“Collateral Access Agreement” means a landlord waiver, bailee letter or acknowledgment agreement of any lessor, warehouseman, processor, consignee, mortgagee or other Person (other than any Loan Party) in possession of, having a Lien upon, or having rights or interests in the equipment or inventory (or any books or records relating thereto) of any Loan Party, in each case in the form attached as an exhibit to the Pledge and Security Agreement or otherwise in form and substance reasonably satisfactory to the Collateral Agent.
“Collateral Agent” means Bank of America, in its capacity as collateral agent for the Secured Parties under the Collateral Documents, and its successor or successors in such capacity.
“Collateral Documents” means, collectively, the Pledge and Security Agreement, the Depositary Bank Agreements, each Mortgage, any additional pledges, security agreements, patent, trademark or copyright filings or mortgages that create or purport to create a Lien in favor of the Collateral Agent for the benefit of the Secured Parties and any instruments of assignment, control agreements, lockbox letters or other instruments or agreements executed pursuant to the foregoing.
“Collections” means all cash, checks, notes, instruments, and other items of payment (including insurance proceeds, proceeds of cash sales, rental proceeds, and tax refunds).
“Commitment Fee” has the meaning specified in Section 2.09(a).
“Committed Loan Notice” means a notice of (i) a Borrowing, (ii) a conversion of Loans from one Type to the other or (iii) a continuation of Eurodollar RateTerm SOFR Loans, pursuant to Section 2.02(a), which shall be substantially in the form of Exhibit A-1 or such other form as may be approved by the Administrative Agent (including any form on an electronic platform or electronic transmission system as shall be approved by the Administrative Agent), appropriately completed and signed by a Responsible Officer of the Parent Borrower.

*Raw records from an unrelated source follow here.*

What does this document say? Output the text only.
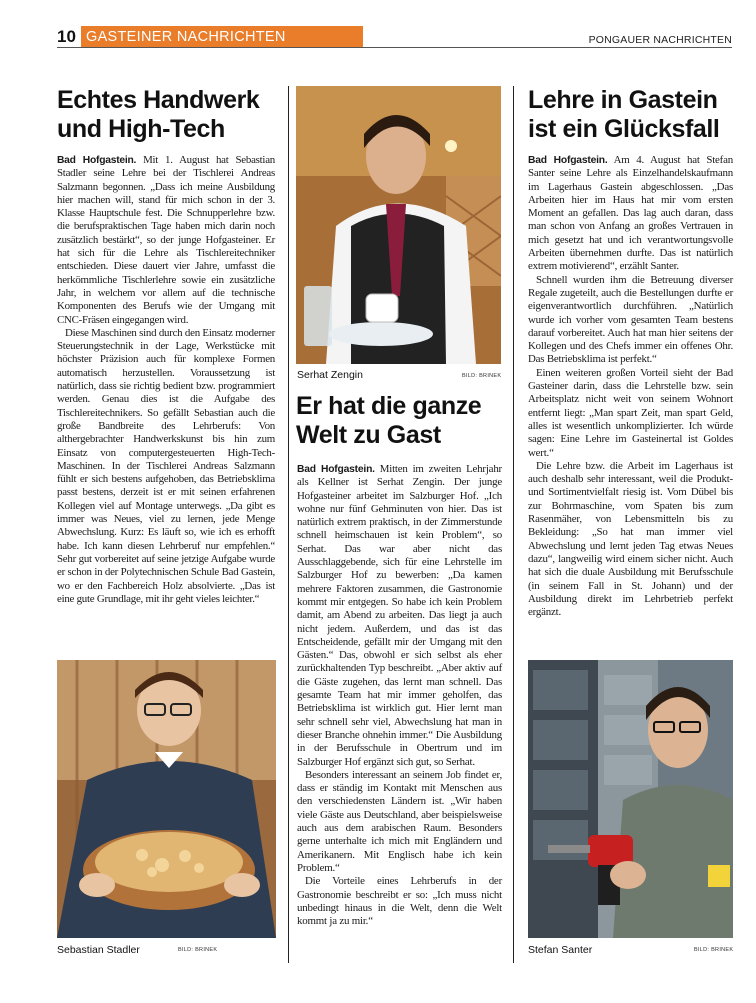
10 GASTEINER NACHRICHTEN	PONGAUER NACHRICHTEN
Echtes Handwerk
und High-Tech

Bad Hofgastein. Mit 1. August hat Sebastian Stadler seine Lehre bei der Tischlerei Andreas Salzmann begonnen. „Dass ich meine Ausbildung hier machen will, stand für mich schon in der 3. Klasse Hauptschule fest. Die Schnupperlehre bzw. die berufspraktischen Tage haben mich darin noch zusätzlich bestärkt“, so der junge Hofgasteiner. Er hat sich für die Lehre als Tischlereitechniker entschieden. Diese dauert vier Jahre, umfasst die herkömmliche Tischlerlehre sowie ein zusätzliche Jahr, in welchem vor allem auf die technische Komponenten des Berufs wie der Umgang mit CNC-Fräsen eingegangen wird.

Diese Maschinen sind durch den Einsatz moderner Steuerungstechnik in der Lage, Werkstücke mit höchster Präzision auch für komplexe Formen automatisch herzustellen. Voraussetzung ist natürlich, dass sie richtig bedient bzw. programmiert werden. Genau dies ist die Aufgabe des Tischlereitechnikers. So gefällt Sebastian auch die große Bandbreite des Lehrberufs: Von althergebrachter Handwerkskunst bis hin zum Einsatz von computergesteuerten High-Tech-Maschinen. In der Tischlerei Andreas Salzmann fühlt er sich bestens aufgehoben, das Betriebsklima passt bestens, derzeit ist er mit seinen erfahrenen Kollegen viel auf Montage unterwegs. „Da gibt es immer was Neues, viel zu lernen, jede Menge Abwechslung. Kurz: Es läuft so, wie ich es erhofft habe. Ich kann diesen Lehrberuf nur empfehlen.“ Sehr gut vorbereitet auf seine jetzige Aufgabe wurde er schon in der Polytechnischen Schule Bad Gastein, wo er den Fachbereich Holz absolvierte. „Das ist eine gute Grundlage, mit ihr geht vieles leichter.“

Sebastian Stadler	BILD: BRINEK
Serhat Zengin	BILD: BRINEK
Er hat die ganze
Welt zu Gast

Bad Hofgastein. Mitten im zweiten Lehrjahr als Kellner ist Serhat Zengin. Der junge Hofgasteiner arbeitet im Salzburger Hof. „Ich wohne nur fünf Gehminuten von hier. Das ist natürlich extrem praktisch, in der Zimmerstunde schnell heimschauen ist kein Problem“, so Serhat. Das war aber nicht das Ausschlaggebende, sich für eine Lehrstelle im Salzburger Hof zu bewerben: „Da kamen mehrere Faktoren zusammen, die Gastronomie kommt mir entgegen. So habe ich kein Problem damit, am Abend zu arbeiten. Das liegt ja auch nicht jedem. Außerdem, und das ist das Entscheidende, gefällt mir der Umgang mit den Gästen.“ Das, obwohl er sich selbst als eher zurückhaltenden Typ beschreibt. „Aber aktiv auf die Gäste zugehen, das lernt man schnell. Das gesamte Team hat mir immer geholfen, das Betriebsklima ist wirklich gut. Hier lernt man sehr schnell sehr viel, Abwechslung hat man in dieser Branche ohnehin immer.“ Die Ausbildung in der Berufsschule in Obertrum und im Salzburger Hof ergänzt sich gut, so Serhat.

Besonders interessant an seinem Job findet er, dass er ständig im Kontakt mit Menschen aus den verschiedensten Ländern ist. „Wir haben viele Gäste aus Deutschland, aber beispielsweise auch aus dem arabischen Raum. Besonders gerne unterhalte ich mich mit Engländern und Amerikanern. Mit Englisch habe ich kein Problem.“

Die Vorteile eines Lehrberufs in der Gastronomie beschreibt er so: „Ich muss nicht unbedingt hinaus in die Welt, denn die Welt kommt ja zu mir.“

Lehre in Gastein
ist ein Glücksfall

Bad Hofgastein. Am 4. August hat Stefan Santer seine Lehre als Einzelhandelskaufmann im Lagerhaus Gastein abgeschlossen. „Das Arbeiten hier im Haus hat mir vom ersten Moment an gefallen. Das lag auch daran, dass man schon von Anfang an großes Vertrauen in mich gesetzt hat und ich verantwortungsvolle Arbeiten übernehmen durfte. Das ist natürlich extrem motivierend“, erzählt Santer.

Schnell wurden ihm die Betreuung diverser Regale zugeteilt, auch die Bestellungen durfte er eigenverantwortlich durchführen. „Natürlich wurde ich vorher vom gesamten Team bestens darauf vorbereitet. Auch hat man hier seitens der Kollegen und des Chefs immer ein offenes Ohr. Das Betriebsklima ist perfekt.“

Einen weiteren großen Vorteil sieht der Bad Gasteiner darin, dass die Lehrstelle bzw. sein Arbeitsplatz nicht weit von seinem Wohnort entfernt liegt: „Man spart Zeit, man spart Geld, alles ist wesentlich unkomplizierter. Ich würde sagen: Eine Lehre im Gasteinertal ist Goldes wert.“

Die Lehre bzw. die Arbeit im Lagerhaus ist auch deshalb sehr interessant, weil die Produkt- und Sortimentvielfalt riesig ist. Vom Dübel bis zur Bohrmaschine, vom Spaten bis zum Rasenmäher, von Lebensmitteln bis zu Bekleidung: „So hat man immer viel Abwechslung und lernt jeden Tag etwas Neues dazu“, langweilig wird einem sicher nicht. Auch hat sich die duale Ausbildung mit Berufsschule (in seinem Fall in St. Johann) und der Ausbildung direkt im Lehrbetrieb perfekt ergänzt.

Stefan Santer	BILD: BRINEK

“Commodity Exchange Act” means the Commodity Exchange Act (7 U.S.C. § 1 et seq.), as amended from time to time, and any successor statute.
“Company” means Steinway Musical Instruments, Inc.
“Compliance Certificate” has the meaning specified in Section 6.02(b).
“Computer Hardware” means all computer and other electronic data processing hardware of a Loan Party, whether now or hereafter owned, licensed or leased by such Loan Party, including, without limitation, all integrated computer systems, central processing units, memory units, display terminals, printers, features, computer elements, card readers, tape drives, hard and soft disk drives, cables, electrical supply hardware, generators, power equalizers, accessories, peripheral devices and other related computer hardware, all documentation, flowcharts, logic diagrams, manuals, specifications, training materials, charts and pseudo codes associated with any of the foregoing and all options, warranties, services contracts, program services, test rights, maintenance rights, support rights, renewal rights and indemnifications relating to any of the foregoing.